Il naufragio del M/P "Mare e Vento"
Luigi Campo

Non vogliamo dare semplicemente la cronaca di questa ennesima tragedia vissuta dai lavoratori del mare; vorrem­mo invece rivivere la drammaticità di quei momenti nel ricordo narrato da chi li ha vissuti. Per questo abbiamo rivolto al super­stite del naufragio del M/P Mare e Ven­to, il sig. Francesco Cappeluti, una sola domanda: Cosa ricorda di quella notte?

Dopo aver selezionato il pescato dell'ultima cala, alle ore 22.00 circa abbiamo iniziato la navigazione di rientro con destinazione porto di Taranto.
Durante la navigazione mio padre si trovava in plancia nelle operazioni di condotta dell'unità, mentre io ed il motorista eravamo intenti alla sistema­zione del pescato dell'ultima cala nella stiva frigorifero.
Improvvisamente siamo stati inve­stiti da un'onda proveniente dal giar­dinetto sinistro che nell'impatto contro la murata sinistra sradicava il portello del corridoio dove ci trovavamo nelle suddette operazioni di stivaggio.
L'onda ha sbandato l'unità e la mu­rata di sinistra toccava l'acqua.
Poiché la barca continuava ad inclinarsi sempre di più verso sinistra mio padre chiese soccorso via radio.
Io e Mauro prima e subito dopo anche mio padre, abbiamo tolto gli stivali e l'impermeabile per abbando­nare insieme il motopesca.
Istintivamente mi sono recato in plancia per una nuova richiesta di soccorso, ma non sono riuscito a ricevere risposta. Uscendo dalla cabina comando mi sono arrampicato sulla ringhiera e sono riu­scito a sganciare un salvagente anulare e a lanciarlo in acqua. 
Il motorista si buttava in mare per primo recuperando il salvagente e infilandolo. Pochi istanti dopo notammo che il peschereccio era quasi del tutto affondato e sia io che mio padre ci buttammo in acqua e raggiungemmo a nuoto il motorista.
Dopo 2 o 3 ore circa che eravamo in acqua vedemmo un elicottero che sorvolava la zona senza purtroppo individuarci. Intanto le condizioni meteo marine peggioravano. Vedemmo vari mezzi nautici che pensammo fossero intenti nella nostra ricerca, ma erano troppo sotto costa. Abbiamo cercato di nuotare verso di loro ma la corrente ci allontanava sempre più dalla costa.
Ad un certo momento ho visto mio padre che abbandonava la presa del salvagente ed esanime si allontanava da noi.
All'alba il motorista mi riferì che non ce la faceva più e mi suggeriva di prendere il suo posto nel salvagente; lui rimase aggrappato al salvagente e mi incitava a nuotare verso la costa. Dopo circa dieci minuti mi sono sentito alleg­gerito nei movimenti e voltatemi mi sono accorto che il motorista aveva abban­donato il salvagente e anche lui esanime con il viso rivolto in acqua si allonta nava dalla mia posizione.
Ho nuotato per circa sei ore verso la costa favorito anche dal cambiamento della direzione della corrente. Verso le ore 11.00 sono stato sorvolato da un elicottero e dopo qualche minuto sono stato raggiunto da una motovedetta che mi ha portato nel porto di Taranto, per essere successivamente trasferito in ospedale.
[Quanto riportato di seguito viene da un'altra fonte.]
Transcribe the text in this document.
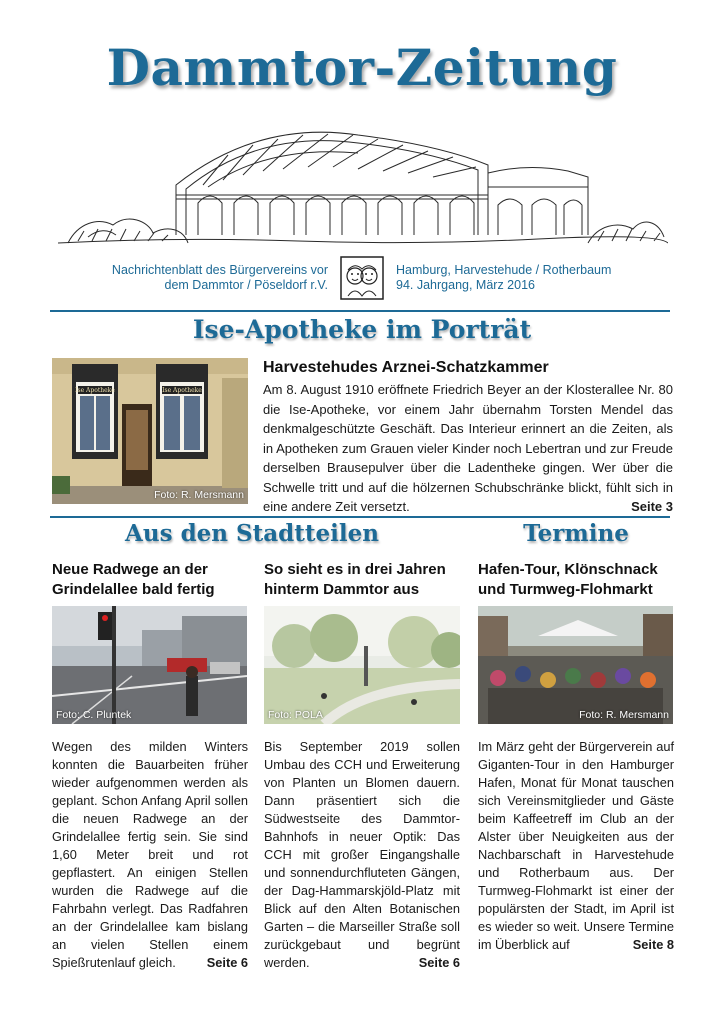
Dammtor-Zeitung
Nachrichtenblatt des Bürgervereins vor dem Dammtor / Pöseldorf r.V.
Hamburg, Harvestehude / Rotherbaum
94. Jahrgang, März 2016
Ise-Apotheke im Porträt
Ise Apotheke	Ise Apotheke
Foto: R. Mersmann
Harvestehudes Arznei-Schatzkammer
Am 8. August 1910 eröffnete Friedrich Beyer an der Klosterallee Nr. 80 die Ise-Apotheke, vor einem Jahr übernahm Torsten Mendel das denkmalgeschützte Geschäft. Das Interieur erinnert an die Zeiten, als in Apotheken zum Grauen vieler Kinder noch Lebertran und zur Freude derselben Brausepulver über die Ladentheke gingen. Wer über die Schwelle tritt und auf die hölzernen Schubschränke blickt, fühlt sich in eine andere Zeit versetzt.	Seite 3
Aus den Stadtteilen	Termine
Neue Radwege an der Grindelallee bald fertig
Foto: C. Pluntek
Wegen des milden Winters konnten die Bauarbeiten früher wieder aufgenommen werden als geplant. Schon Anfang April sollen die neuen Radwege an der Grindelallee fertig sein. Sie sind 1,60 Meter breit und rot gepflastert. An einigen Stellen wurden die Radwege auf die Fahrbahn verlegt. Das Radfahren an der Grindelallee kam bislang an vielen Stellen einem Spießrutenlauf gleich. Seite 6
So sieht es in drei Jahren hinterm Dammtor aus
Foto: POLA
Bis September 2019 sollen Umbau des CCH und Erweiterung von Planten un Blomen dauern. Dann präsentiert sich die Südwestseite des Dammtor-Bahnhofs in neuer Optik: Das CCH mit großer Eingangshalle und sonnendurchfluteten Gängen, der Dag-Hammarskjöld-Platz mit Blick auf den Alten Botanischen Garten – die Marseiller Straße soll zurückgebaut und begrünt werden.	Seite 6
Hafen-Tour, Klönschnack und Turmweg-Flohmarkt
Foto: R. Mersmann
Im März geht der Bürgerverein auf Giganten-Tour in den Hamburger Hafen, Monat für Monat tauschen sich Vereinsmitglieder und Gäste beim Kaffeetreff im Club an der Alster über Neuigkeiten aus der Nachbarschaft in Harvestehude und Rotherbaum aus. Der Turmweg-Flohmarkt ist einer der populärsten der Stadt, im April ist es wieder so weit. Unsere Termine im Überblick auf	Seite 8
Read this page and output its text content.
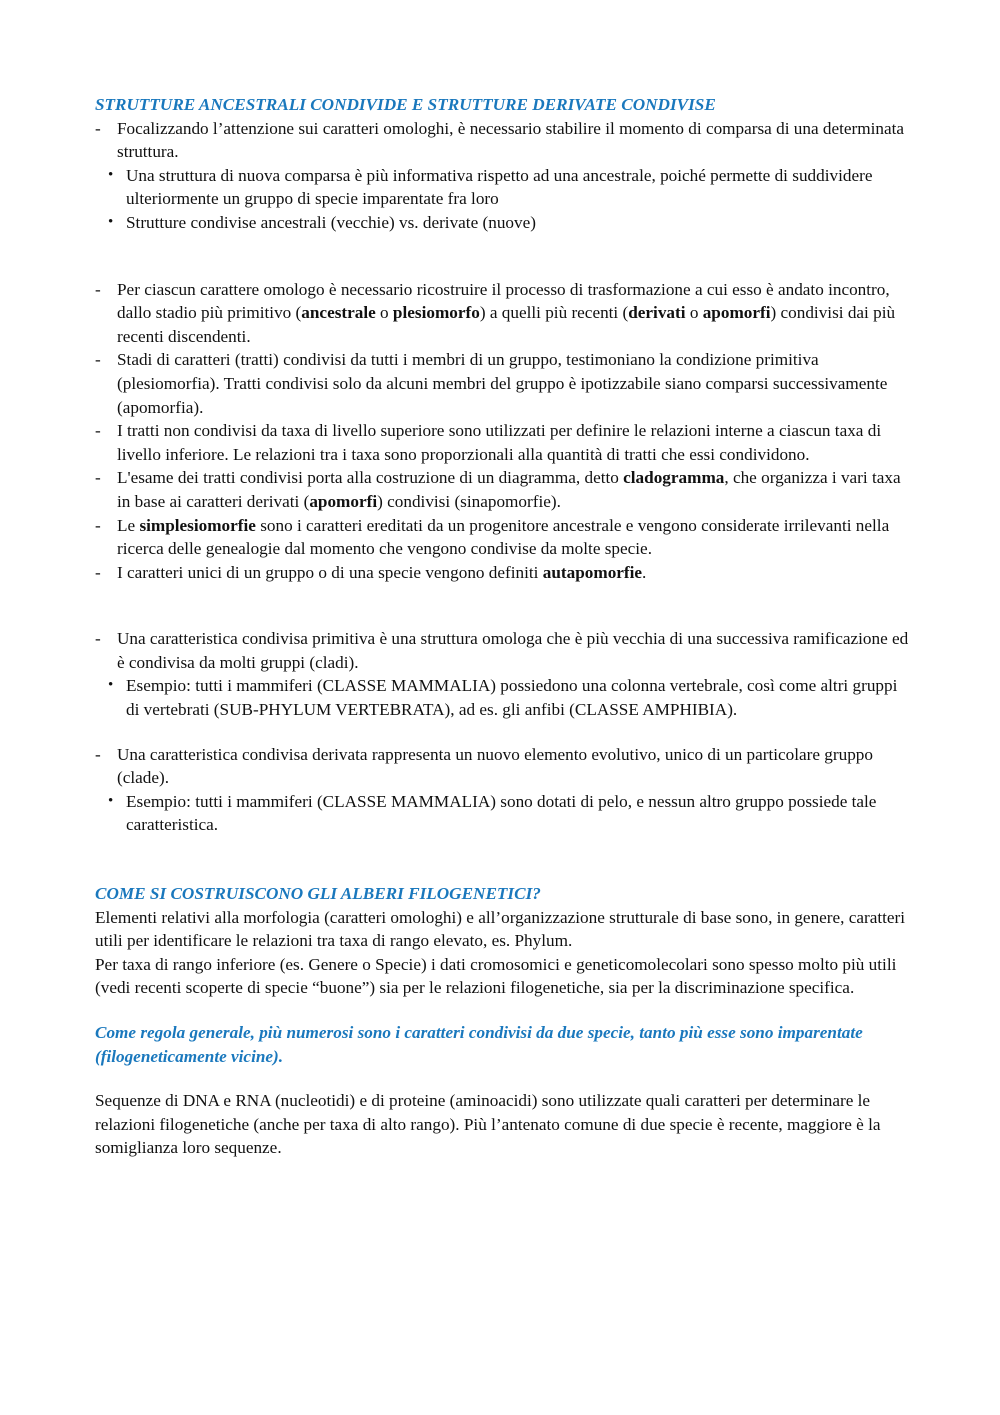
STRUTTURE ANCESTRALI CONDIVIDE E STRUTTURE DERIVATE CONDIVISE

- Focalizzando l’attenzione sui caratteri omologhi, è necessario stabilire il momento di comparsa di una determinata struttura.

• Una struttura di nuova comparsa è più informativa rispetto ad una ancestrale, poiché permette di suddividere ulteriormente un gruppo di specie imparentate fra loro

• Strutture condivise ancestrali (vecchie) vs. derivate (nuove)

- Per ciascun carattere omologo è necessario ricostruire il processo di trasformazione a cui esso è andato incontro, dallo stadio più primitivo (ancestrale o plesiomorfo) a quelli più recenti (derivati o apomorfi) condivisi dai più recenti discendenti.

- Stadi di caratteri (tratti) condivisi da tutti i membri di un gruppo, testimoniano la condizione primitiva (plesiomorfia). Tratti condivisi solo da alcuni membri del gruppo è ipotizzabile siano comparsi successivamente (apomorfia).

- I tratti non condivisi da taxa di livello superiore sono utilizzati per definire le relazioni interne a ciascun taxa di livello inferiore. Le relazioni tra i taxa sono proporzionali alla quantità di tratti che essi condividono.

- L'esame dei tratti condivisi porta alla costruzione di un diagramma, detto cladogramma, che organizza i vari taxa in base ai caratteri derivati (apomorfi) condivisi (sinapomorfie).

- Le simplesiomorfie sono i caratteri ereditati da un progenitore ancestrale e vengono considerate irrilevanti nella ricerca delle genealogie dal momento che vengono condivise da molte specie.

- I caratteri unici di un gruppo o di una specie vengono definiti autapomorfie.

- Una caratteristica condivisa primitiva è una struttura omologa che è più vecchia di una successiva ramificazione ed è condivisa da molti gruppi (cladi).

• Esempio: tutti i mammiferi (CLASSE MAMMALIA) possiedono una colonna vertebrale, così come altri gruppi di vertebrati (SUB-PHYLUM VERTEBRATA), ad es. gli anfibi (CLASSE AMPHIBIA).

- Una caratteristica condivisa derivata rappresenta un nuovo elemento evolutivo, unico di un particolare gruppo (clade).

• Esempio: tutti i mammiferi (CLASSE MAMMALIA) sono dotati di pelo, e nessun altro gruppo possiede tale caratteristica.

COME SI COSTRUISCONO GLI ALBERI FILOGENETICI?

Elementi relativi alla morfologia (caratteri omologhi) e all’organizzazione strutturale di base sono, in genere, caratteri utili per identificare le relazioni tra taxa di rango elevato, es. Phylum.

Per taxa di rango inferiore (es. Genere o Specie) i dati cromosomici e geneticomolecolari sono spesso molto più utili (vedi recenti scoperte di specie “buone”) sia per le relazioni filogenetiche, sia per la discriminazione specifica.

Come regola generale, più numerosi sono i caratteri condivisi da due specie, tanto più esse sono imparentate (filogeneticamente vicine).

Sequenze di DNA e RNA (nucleotidi) e di proteine (aminoacidi) sono utilizzate quali caratteri per determinare le relazioni filogenetiche (anche per taxa di alto rango). Più l’antenato comune di due specie è recente, maggiore è la somiglianza loro sequenze.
Le tragedie vissute dai nostri pescatori sono tutte drammaticamente uguali: il vento che improvvisamente imper­versa e mette tutto a rischio, la speranza nell'arrivo dei soccorsi, la resa impietosa all'inclemenza del mare o l'aiuto che porta in salvo. Sembra che il mare e il vento faccia­no comunque, nella buona e nella cat­tiva sorte, i destini dell'uomo pescatore. Mentre rivivevo il dramma di quella notte nel racconto di Francesco sentivo il sibilo del vento che alzava le onde del mare e pensavo al nome del motopesca affondato: "Mare e Vento".
Dare il nome a un motopesca al momento di armarlo è come compiere un rito propiziatorio: ci si affida ai santi, ai propri cari, a chiunque si ritiene possa essere una protezione nella storia di quel natante. Mai gli armatori di "Mare e Vento" avranno pensato di trovarsi contro i propri... "protettori": eppure tutto è accaduto in un mare sconvolto dalla furia del vento. Si evidenzia così il limite di ogni protezione che l'uomo voglia dare alla propria storia.
Quello che nessuna violenza riusci­rà mai a strappare dall'animo dei pe­scatori sempre più impegnati nella costruzione del proprio futuro è il senso di responsabilità nel compiere il proprio lavoro in sicurezza e la generosità con cui si sanno affrontare le emergenze del momento.